Исследование воспаления, перенесенное на почву сравнительной патологии, показало, что сущность этого явления состоит в реакции клеточных элементов против болезнетворной причины. Воспаление оказалось, таким образом, не проявлением болезни, как думали прежде, а, наоборот, выражением целебной силы организма. Представление это перевернуло отношение медицины к воспалению, и поэтому, вместо того чтобы мешать проявлению воспаления, врачебное искусство стало извлекать средства к усилению его, ради скорейшего исцеления. В настоящее время уже придумано несколько способов к увеличению воспалительного выпота, что оказалось очень полезным для устранения болезнетворного начала, вызывающего воспалительную реакцию.
Но если, с одной стороны, дарвинизм оказал большую услугу медицинской науке и практике, то, с другой стороны, не подлежит сомнению, что медицина не осталась в долгу перед дарвинизмом и принесла ему не малую пользу. Для пояснения этого остановимся на вопросе о наследственности, играющем столь важную роль в теории происхождения видов. В последнее время ученые, разрабатывающие эту теорию, занялись подробно изучением наследственности некоторых болезненных явлений, как, например, отклонением от нормального восприятия цветов. В этом отношении добыто уже несколько интересных выводов. Но еще важнее данные, которые были добыты медицинской наукой относительно унаследования приобретенных признаков.
В то время как прежде казалось само собою разумеющимся, что всякое изменение, претерпеваемое каким-нибудь органом при жизни, должно переходить и к потомству, теперь пришли к противоположному заключению. Главным образом под влиянием доводов Вейсмана принято, что приобретенные изменения не наследственны, как, например, обрезание и другие повреждения частей.
В то время, когда в науке об изменяемости видов происходили усиленные прения по этому вопросу, Пастером и его сотрудниками, Ру и Шамберланом, был найден среди болезнетворных бактерий очень типичный пример наследственности приобретенных признаков. Палочка сибирской язвы, выращенная в необычной для нее среде, теряет свойство производить споры. Эта особенность передается по наследству в неограниченном числе поколений, которые — и это особенно существенно — могут быть выращиваемы и при совершенно нормальных условиях. Таким образом, получается новая разновидность, которая отличается не только отсутствием спор, но еще и совершенно особенным действием на организм. Вместо того чтобы производить смертельную сибирскую язву, она, наоборот, предохраняет от нее. Все эти изменения являются в результате болезненного состояния сибиреязвенной палочки.
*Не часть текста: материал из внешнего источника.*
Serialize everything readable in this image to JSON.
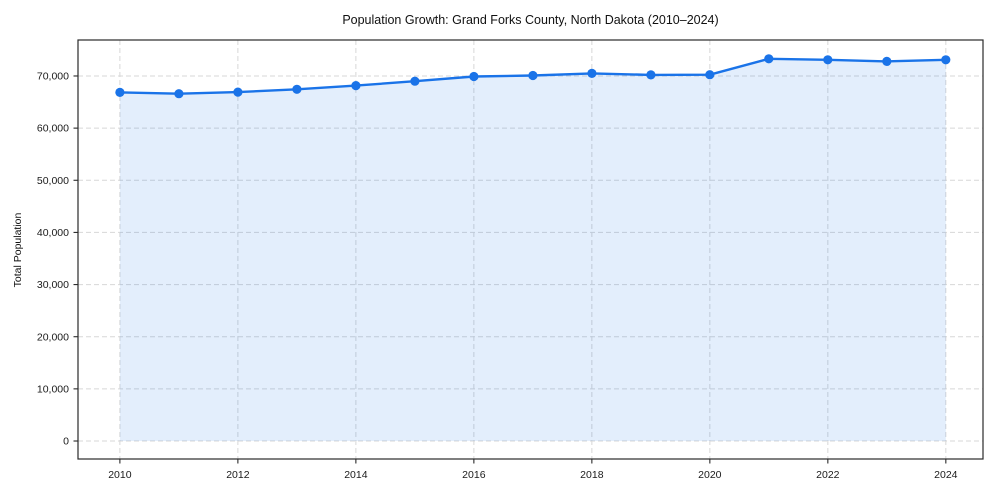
{
  "chart_data": {
    "type": "area",
    "title": "Population Growth: Grand Forks County, North Dakota (2010–2024)",
    "xlabel": "",
    "ylabel": "Total Population",
    "x": [
      2010,
      2011,
      2012,
      2013,
      2014,
      2015,
      2016,
      2017,
      2018,
      2019,
      2020,
      2021,
      2022,
      2023,
      2024
    ],
    "values": [
      66850,
      66600,
      66900,
      67450,
      68150,
      69000,
      69900,
      70100,
      70500,
      70200,
      70250,
      73300,
      73100,
      72800,
      73100
    ],
    "series_name": "Total Population",
    "x_tick_labels": [
      "2010",
      "2012",
      "2014",
      "2016",
      "2018",
      "2020",
      "2022",
      "2024"
    ],
    "x_tick_values": [
      2010,
      2012,
      2014,
      2016,
      2018,
      2020,
      2022,
      2024
    ],
    "y_tick_labels": [
      "0",
      "10,000",
      "20,000",
      "30,000",
      "40,000",
      "50,000",
      "60,000",
      "70,000"
    ],
    "y_tick_values": [
      0,
      10000,
      20000,
      30000,
      40000,
      50000,
      60000,
      70000
    ],
    "xlim": [
      2009.29,
      2024.63
    ],
    "ylim": [
      -3450,
      76900
    ],
    "grid": true,
    "grid_style": "dashed",
    "legend": null,
    "colors": {
      "line": "#1a73e8",
      "marker": "#1a73e8",
      "fill": "#1a73e8",
      "fill_opacity": 0.12,
      "grid": "#d7d7d7",
      "spine": "#2a2a2a",
      "tick_text": "#1a1a1a",
      "background": "#ffffff"
    }
  }
}
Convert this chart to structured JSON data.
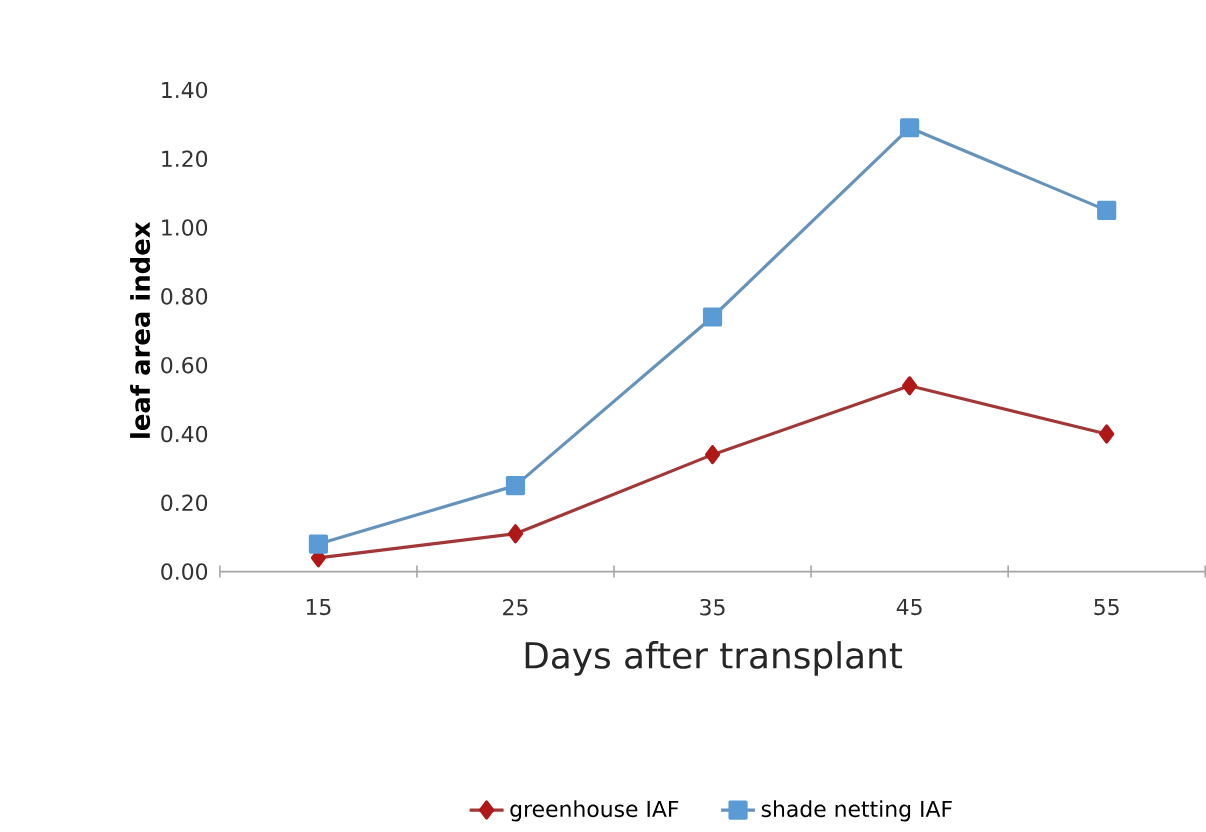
{
  "chart_data": {
    "type": "line",
    "xlabel": "Days after transplant",
    "ylabel": "leaf area index",
    "categories": [
      "15",
      "25",
      "35",
      "45",
      "55"
    ],
    "series": [
      {
        "name": "greenhouse  IAF",
        "color": "#b01818",
        "marker": "diamond",
        "values": [
          0.04,
          0.11,
          0.34,
          0.54,
          0.4
        ]
      },
      {
        "name": "shade netting IAF",
        "color": "#5b9bd5",
        "marker": "square",
        "values": [
          0.08,
          0.25,
          0.74,
          1.29,
          1.05
        ]
      }
    ],
    "ylim": [
      0,
      1.4
    ],
    "yticks": [
      {
        "value": 0,
        "label": "0.00"
      },
      {
        "value": 0.2,
        "label": "0.20"
      },
      {
        "value": 0.4,
        "label": "0.40"
      },
      {
        "value": 0.6,
        "label": "0.60"
      },
      {
        "value": 0.8,
        "label": "0.80"
      },
      {
        "value": 1.0,
        "label": "1.00"
      },
      {
        "value": 1.2,
        "label": "1.20"
      },
      {
        "value": 1.4,
        "label": "1.40"
      }
    ],
    "grid": false,
    "legend": "bottom"
  }
}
Она превращается в предохранительную вакцину под влиянием отравления ядами (хромовой или карболовой кислотой) или же в том случае, когда она развивается при необычно для нее высокой температуре. Так как эти болезнетворные влияния действуют на элементы размножения (у бактерий всякая клеточка является таковым), то изменения их становятся наследственными и при развитии без прибавления ядов к среде и при обычной для них температуре.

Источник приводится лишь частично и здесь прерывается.